Dünya zulme doydu, yeryüzü kan ağlıyor. Özellikle de Ortadoğu kan ve gözyaşının olmadığı bir an bile geçiremiyor.

Şer cephesi zaferler kutlarken; hayır cephesinde de aralıksız olarak mazluma dua, zalimin helaki için de beddua ediliyor. Gerçek; olan yine çaresize, en haklıya oluyor. Analar ağlıyor. İçimiz kararıyor, umutlarımız kırılıyor; adamlığımız, delikanlılığımız kaldıramıyor. Mazluma olanlara karşı çaresizliğimiz; gururumuzu ayaklar altına atıyor, yerin dibine geçiriyor.

Zalim belli, mazlumun hali ortada. Hiç bir şey yapamıyoruz; dramın yardımına koşamıyoruz, derman olamıyoruz. Umutlar kararmış, yeryüzü karanlık; mazlumun gözü ufukta. Ufuklardan gelecek umutlara kilitlenmiş, gözler çöl sıcaklığında hep hayal ve serap görüyor.

Aynı hatalar, benzer sonuçları doğuruyor. Gelin 106 yıl gerilere gidip aynı coğrafyada yaşananlara bakalım; dersimizi ona göre çalışalım. Balkan savaşları; Ortadoğu ve Afrika savaşları, I. Cihan Harbi ve buralarda tarihe karışan Dünya Devleti Osmanlı`nın şahsında Haçlıların katlettiği yüz binlerce çaresiz insan ve talan edilen Müslüman memleketler için Akif`in dediklerine bakalım.

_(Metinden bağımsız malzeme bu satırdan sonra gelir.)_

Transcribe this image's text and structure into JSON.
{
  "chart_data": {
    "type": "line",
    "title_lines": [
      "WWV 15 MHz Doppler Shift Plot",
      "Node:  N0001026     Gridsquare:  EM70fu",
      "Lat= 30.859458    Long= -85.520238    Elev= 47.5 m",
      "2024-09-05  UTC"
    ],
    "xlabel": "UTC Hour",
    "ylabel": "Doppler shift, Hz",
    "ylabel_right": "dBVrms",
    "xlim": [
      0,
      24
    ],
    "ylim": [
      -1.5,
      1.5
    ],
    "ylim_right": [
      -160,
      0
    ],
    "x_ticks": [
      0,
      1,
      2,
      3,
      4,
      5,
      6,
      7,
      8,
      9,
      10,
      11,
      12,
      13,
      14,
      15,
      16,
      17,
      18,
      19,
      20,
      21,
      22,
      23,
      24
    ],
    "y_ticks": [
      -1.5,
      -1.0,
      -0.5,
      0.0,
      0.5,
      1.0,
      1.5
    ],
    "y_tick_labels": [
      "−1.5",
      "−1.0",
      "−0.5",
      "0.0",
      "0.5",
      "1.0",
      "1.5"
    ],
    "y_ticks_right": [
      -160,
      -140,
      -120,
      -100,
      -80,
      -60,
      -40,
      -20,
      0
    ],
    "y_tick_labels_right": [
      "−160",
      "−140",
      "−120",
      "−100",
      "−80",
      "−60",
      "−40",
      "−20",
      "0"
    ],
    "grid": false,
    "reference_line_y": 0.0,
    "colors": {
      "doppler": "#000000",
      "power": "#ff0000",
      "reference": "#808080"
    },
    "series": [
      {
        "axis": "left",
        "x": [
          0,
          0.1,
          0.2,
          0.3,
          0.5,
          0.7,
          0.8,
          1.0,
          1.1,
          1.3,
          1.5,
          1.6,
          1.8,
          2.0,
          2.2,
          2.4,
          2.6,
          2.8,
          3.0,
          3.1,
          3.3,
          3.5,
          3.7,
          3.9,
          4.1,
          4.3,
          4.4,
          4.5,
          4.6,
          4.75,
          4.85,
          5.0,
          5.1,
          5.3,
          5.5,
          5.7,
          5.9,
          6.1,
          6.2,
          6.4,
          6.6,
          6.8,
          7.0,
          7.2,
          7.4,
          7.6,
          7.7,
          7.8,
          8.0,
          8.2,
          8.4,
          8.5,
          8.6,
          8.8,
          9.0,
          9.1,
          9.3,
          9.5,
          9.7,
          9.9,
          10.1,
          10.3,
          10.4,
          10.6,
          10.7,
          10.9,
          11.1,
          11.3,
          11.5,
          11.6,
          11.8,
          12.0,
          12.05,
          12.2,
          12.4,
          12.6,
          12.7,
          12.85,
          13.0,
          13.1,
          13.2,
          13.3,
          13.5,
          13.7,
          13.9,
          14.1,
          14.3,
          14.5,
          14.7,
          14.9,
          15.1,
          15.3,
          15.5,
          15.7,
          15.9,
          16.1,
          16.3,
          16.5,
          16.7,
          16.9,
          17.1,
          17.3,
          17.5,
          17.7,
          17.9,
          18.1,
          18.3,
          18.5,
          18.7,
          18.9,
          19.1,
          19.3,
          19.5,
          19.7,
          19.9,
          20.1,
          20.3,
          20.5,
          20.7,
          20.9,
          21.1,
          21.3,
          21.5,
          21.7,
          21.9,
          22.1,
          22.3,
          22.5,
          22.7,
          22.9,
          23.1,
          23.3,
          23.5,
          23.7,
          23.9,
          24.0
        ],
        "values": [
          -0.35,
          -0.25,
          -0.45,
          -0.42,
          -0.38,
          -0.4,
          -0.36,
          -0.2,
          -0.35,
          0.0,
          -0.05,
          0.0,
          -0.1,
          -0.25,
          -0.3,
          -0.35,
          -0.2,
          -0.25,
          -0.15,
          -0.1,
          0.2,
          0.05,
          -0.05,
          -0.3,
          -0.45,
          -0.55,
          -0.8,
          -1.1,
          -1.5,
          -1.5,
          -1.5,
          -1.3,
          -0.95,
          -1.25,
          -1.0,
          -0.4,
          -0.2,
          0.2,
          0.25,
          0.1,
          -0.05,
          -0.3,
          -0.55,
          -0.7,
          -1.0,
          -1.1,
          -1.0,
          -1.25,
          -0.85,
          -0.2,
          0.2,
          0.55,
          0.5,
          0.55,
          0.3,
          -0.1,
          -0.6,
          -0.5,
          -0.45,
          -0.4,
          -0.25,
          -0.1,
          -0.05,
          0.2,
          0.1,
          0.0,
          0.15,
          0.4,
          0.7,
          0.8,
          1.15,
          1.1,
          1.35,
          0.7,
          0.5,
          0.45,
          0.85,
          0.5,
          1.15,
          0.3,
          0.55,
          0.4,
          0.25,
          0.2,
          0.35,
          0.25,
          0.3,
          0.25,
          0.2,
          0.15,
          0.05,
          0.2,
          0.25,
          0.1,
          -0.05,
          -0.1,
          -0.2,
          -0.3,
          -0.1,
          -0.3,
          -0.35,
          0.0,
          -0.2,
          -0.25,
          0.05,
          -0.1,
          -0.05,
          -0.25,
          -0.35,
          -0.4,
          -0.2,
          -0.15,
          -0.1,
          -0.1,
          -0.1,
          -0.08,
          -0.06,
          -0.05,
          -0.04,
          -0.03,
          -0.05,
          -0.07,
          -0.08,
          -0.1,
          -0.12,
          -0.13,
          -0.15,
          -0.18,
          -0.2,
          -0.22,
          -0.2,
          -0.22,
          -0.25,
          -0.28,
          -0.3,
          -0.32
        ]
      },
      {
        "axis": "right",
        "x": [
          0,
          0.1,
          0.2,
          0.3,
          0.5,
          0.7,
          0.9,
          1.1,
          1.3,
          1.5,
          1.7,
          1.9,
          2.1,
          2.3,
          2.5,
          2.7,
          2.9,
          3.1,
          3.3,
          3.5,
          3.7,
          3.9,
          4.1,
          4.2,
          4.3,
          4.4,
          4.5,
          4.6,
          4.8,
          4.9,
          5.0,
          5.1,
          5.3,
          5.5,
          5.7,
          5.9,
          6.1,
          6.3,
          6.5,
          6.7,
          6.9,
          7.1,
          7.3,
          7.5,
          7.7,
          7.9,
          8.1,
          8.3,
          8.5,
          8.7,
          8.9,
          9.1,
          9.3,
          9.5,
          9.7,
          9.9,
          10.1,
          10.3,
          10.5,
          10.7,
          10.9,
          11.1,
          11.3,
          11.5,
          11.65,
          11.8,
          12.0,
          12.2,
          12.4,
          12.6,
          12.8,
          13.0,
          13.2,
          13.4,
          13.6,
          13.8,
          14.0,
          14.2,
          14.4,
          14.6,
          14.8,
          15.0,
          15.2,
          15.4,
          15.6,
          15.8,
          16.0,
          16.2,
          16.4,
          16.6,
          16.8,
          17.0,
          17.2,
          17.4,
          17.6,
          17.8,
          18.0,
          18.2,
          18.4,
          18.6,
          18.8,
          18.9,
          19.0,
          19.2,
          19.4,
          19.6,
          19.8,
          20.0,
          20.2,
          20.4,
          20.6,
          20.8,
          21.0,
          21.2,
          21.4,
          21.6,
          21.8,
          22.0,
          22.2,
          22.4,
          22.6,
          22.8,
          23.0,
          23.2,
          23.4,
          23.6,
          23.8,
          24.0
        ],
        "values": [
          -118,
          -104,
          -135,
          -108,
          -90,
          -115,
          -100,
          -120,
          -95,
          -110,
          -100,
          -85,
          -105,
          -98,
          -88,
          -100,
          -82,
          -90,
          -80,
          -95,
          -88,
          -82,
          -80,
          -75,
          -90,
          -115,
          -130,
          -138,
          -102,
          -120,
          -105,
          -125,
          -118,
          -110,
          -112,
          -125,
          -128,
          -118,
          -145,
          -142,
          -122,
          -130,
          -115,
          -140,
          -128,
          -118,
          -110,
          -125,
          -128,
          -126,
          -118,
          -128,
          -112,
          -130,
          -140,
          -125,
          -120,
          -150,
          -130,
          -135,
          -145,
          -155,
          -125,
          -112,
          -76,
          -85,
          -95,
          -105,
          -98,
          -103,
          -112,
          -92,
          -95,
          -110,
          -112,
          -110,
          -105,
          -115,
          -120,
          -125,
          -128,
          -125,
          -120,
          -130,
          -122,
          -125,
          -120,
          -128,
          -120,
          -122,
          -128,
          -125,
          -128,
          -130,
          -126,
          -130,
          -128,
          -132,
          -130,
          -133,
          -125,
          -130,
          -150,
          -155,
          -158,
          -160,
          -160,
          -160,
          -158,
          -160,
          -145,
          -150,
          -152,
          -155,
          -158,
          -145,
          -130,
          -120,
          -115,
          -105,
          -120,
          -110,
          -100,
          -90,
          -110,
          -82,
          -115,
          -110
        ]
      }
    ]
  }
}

'Ya Rab, bu uğursuz gecenin yok mu sabahı?
Mahşerde mi bîçarelerin, yoksa felahı!...
Bîzar edecek, korkuyorum, Cedd-i Hüseyn'i
En sonra, Salîb(Haçlı) Ormanı görmek Harameyn'i..
Sönsün de, İlahi, şu yanan meş'al-i vahdet
Teslîs ile çöksün mü bütün aleme zulmet?..
İslam ayakaltında sürünsün mü nihayet?
Ya Rab, bu ne hüsrandır, İlahi, bu ne zillet?
Mazlûmu nedir ezmede, ezdirmede mana?
Zalimleri adlin, hani öldürmedi hala
Cani geziyor dipdiri... Can vermede masûm
Suç başkasınındır da niçin başkası mahkûm?...
Eyvah! Beş on kafirin îmanına kandık;
Bir uykuya daldık ki: cehennemde uyandık
Madam ki, ey adl-i İlahi yakacaktın...
Yaksaydın a mel'unları... Tuttun bizi yaktın
Küfrün o sefil elleri ayatını sildi:
Binlerce cevami' yıkılıp hake serildi
Kalmışsa eğer bir iki mabed, o da mürted:
Göğsündeki haç, küfrüne fetva-yı müeyyed!
Dul kaldı kadınlar, babasız kaldı çocuklar,
Bir giryede bin ailenin matemi çağlar!
En kanlı şenaatle kovulmuş vatanından
Milyonla hayatın yüreğinden gidiyor kan!
İslam'ı elinden tutacak, kaldıracak yok...
Na-hak yere feryad ediyor: Âcize hak yok!
Yetmez mi musab olduğumuz bunca devahi?
Ağzım kurusun... Yok musun ey adl-i İlahî!

Aynısını yaşıyoruz. Şunu görüyor ve anlıyorum: Rabbim; zamane Firavunlarının mülküne varis edeceği Müslümanları ateşte yakarak temizliyor. Bu temizliği yaparken de kimilerini cennet-i ala`ya, kimilerini nar-ı cehenneme, oranın da en dip ateşlerine müstahak edecek büyük suçlar işletiyor.

'Sakın, Allah`ı zalimlerin yaptıklarından habersiz sanma! Allah, onları ancak gözlerin dehşetle bakakalacağı bir güne erteliyor.' (İbrahim 42)

O gün; hem dünyada hem de ahrette; Muztaz`afların zaferi, kafir, zalim ve gafillerin zilleti olacak. Ahirette de dahası olacak.

Kurtuluş umudumuzun azaldığı şu günahkar asrımızda ne çok CENNET YOLCULARINI uğurluyoruz İlahi!

Dualar elbette AH`lar eşliğinde Arş-ı Ala`ya ulaşmış. Şimdilik gazap olarak yağmakta; mazlumun canı, zalimin de insanlık adına biriktirdiği tüm değerlerini yakıp kül etmekte ama şu da biline: 'Ocakta közüm; karnımda sözüm(üz) var/Halden bilene!'

Ve 'Mazlumların zalimlerden öç alacağı günler, zalimin zulmünden daha çetin olacaktır.'(Hz. Ali). Vesselam.